Sham has done NFL play-by-play for the NFL on Westwood One, the NFL on Fox, TNT Sunday Night Football, and the NFL on CBS for one game in 2004. He has also worked games for NFL Europe and the Arena Football League's Dallas Desperados. Sham has extensive experience broadcasting collegiate sports, having done play-by-play for NCAA athletics, most notably the NCAA Men's Division I Basketball Championship and college football. He spent over a decade as the radio voice of the Texas Longhorns' football and basketball teams (mostly in the 1980s), which also aired on flagship KRLD and on the Mutual Southwest Radio Network. Sham has been in the booth for 26 Cotton Bowl Classics, calling play-by-play for 25 games and serving as the analyst for one. He has also served as a play-by-play broadcaster for the Big 12 Network basketball Saturdays, as well as for select ESPN Network Big 12 games.

Sham has also worked Major League Soccer games for the Dallas Burn (now FC Dallas) and North American Soccer League games for the Dallas Tornado. He also provided color commentary for ESPN's coverage of the NASL in 1982. He also was part of the crew that covered the 1998 Winter Olympics in Nagano, Japan.
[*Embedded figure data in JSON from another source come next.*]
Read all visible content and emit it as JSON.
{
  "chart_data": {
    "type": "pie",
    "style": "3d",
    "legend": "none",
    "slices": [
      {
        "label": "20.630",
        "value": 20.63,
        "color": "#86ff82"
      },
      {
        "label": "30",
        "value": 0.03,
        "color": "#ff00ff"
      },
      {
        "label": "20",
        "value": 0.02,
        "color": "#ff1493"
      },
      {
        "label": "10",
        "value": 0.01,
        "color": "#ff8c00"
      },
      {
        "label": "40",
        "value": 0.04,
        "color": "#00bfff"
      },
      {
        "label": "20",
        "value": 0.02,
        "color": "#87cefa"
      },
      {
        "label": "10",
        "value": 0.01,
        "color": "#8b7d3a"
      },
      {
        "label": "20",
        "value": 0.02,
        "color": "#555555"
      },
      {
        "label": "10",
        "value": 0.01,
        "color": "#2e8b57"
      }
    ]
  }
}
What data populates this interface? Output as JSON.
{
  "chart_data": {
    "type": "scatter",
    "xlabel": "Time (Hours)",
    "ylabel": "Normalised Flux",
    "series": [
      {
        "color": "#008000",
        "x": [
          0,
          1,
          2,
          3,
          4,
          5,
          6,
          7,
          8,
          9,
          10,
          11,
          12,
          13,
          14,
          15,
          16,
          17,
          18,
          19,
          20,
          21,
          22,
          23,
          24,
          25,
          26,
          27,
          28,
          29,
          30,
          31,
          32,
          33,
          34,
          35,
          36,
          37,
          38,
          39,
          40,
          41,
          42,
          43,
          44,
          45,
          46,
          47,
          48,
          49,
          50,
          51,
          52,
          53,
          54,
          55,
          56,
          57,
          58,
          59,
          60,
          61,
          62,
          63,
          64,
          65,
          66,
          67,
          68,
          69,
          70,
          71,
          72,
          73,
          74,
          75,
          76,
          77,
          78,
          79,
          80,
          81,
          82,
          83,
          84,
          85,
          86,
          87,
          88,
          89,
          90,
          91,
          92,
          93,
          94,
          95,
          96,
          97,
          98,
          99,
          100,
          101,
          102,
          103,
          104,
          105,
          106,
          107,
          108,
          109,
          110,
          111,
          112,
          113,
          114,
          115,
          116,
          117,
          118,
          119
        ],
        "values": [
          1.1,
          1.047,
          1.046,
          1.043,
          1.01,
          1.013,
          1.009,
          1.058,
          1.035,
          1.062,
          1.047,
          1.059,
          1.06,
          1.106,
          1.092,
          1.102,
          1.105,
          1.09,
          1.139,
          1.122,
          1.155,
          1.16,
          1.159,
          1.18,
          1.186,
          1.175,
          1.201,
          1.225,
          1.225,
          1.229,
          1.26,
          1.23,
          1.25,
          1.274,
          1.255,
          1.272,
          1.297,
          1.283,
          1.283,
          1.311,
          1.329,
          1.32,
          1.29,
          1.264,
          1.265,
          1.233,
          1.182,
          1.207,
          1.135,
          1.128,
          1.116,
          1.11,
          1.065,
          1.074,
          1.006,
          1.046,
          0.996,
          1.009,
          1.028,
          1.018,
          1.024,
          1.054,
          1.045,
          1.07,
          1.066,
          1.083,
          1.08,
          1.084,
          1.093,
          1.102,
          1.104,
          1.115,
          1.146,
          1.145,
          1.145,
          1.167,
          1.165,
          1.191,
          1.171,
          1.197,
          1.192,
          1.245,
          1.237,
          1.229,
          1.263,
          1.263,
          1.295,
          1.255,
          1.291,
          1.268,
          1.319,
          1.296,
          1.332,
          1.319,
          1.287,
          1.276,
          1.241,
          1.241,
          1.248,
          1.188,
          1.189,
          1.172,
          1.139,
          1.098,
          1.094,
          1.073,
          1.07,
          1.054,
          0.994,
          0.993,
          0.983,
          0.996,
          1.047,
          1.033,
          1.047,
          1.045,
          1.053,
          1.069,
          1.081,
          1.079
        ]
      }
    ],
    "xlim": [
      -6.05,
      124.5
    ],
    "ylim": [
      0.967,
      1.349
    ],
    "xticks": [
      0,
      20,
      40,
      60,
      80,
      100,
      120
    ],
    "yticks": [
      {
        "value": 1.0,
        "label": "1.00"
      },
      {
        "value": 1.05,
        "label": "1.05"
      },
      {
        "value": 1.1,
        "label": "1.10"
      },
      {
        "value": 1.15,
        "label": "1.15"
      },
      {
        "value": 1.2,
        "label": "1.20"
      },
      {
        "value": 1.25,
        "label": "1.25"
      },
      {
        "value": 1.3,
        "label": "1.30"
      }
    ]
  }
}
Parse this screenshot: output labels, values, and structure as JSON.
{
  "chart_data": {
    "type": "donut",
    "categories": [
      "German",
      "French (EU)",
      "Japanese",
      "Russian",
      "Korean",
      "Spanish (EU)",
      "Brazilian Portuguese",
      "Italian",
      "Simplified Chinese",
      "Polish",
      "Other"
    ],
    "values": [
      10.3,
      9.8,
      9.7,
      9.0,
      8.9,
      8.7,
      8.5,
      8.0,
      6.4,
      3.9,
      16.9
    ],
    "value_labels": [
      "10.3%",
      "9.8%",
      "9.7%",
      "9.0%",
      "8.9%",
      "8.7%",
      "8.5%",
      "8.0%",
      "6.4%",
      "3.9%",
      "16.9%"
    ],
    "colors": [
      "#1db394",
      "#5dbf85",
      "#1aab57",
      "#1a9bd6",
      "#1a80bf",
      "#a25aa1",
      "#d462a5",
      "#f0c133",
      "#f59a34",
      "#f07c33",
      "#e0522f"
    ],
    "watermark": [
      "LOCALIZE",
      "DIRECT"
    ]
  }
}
Sham made his acting debut in the 2008 movie, W.

=== Honors ===
Sham has won the NSSA Texas Sportscaster of the Year award 11 times and is a member of the Texas Radio Hall of Fame. He was inducted into the Texas Sports Hall of Fame in 2020.

== Personal life ==
Sham is Jewish. Cory Provus, broadcaster for the Minnesota Twins, is his cousin. He graduated from the University of Missouri School of Journalism in 1970. He was a brother of the Alpha Epsilon Pi fraternity. In the 1980s he owned a sporting apparel store named Brad Sham's Big League Threads.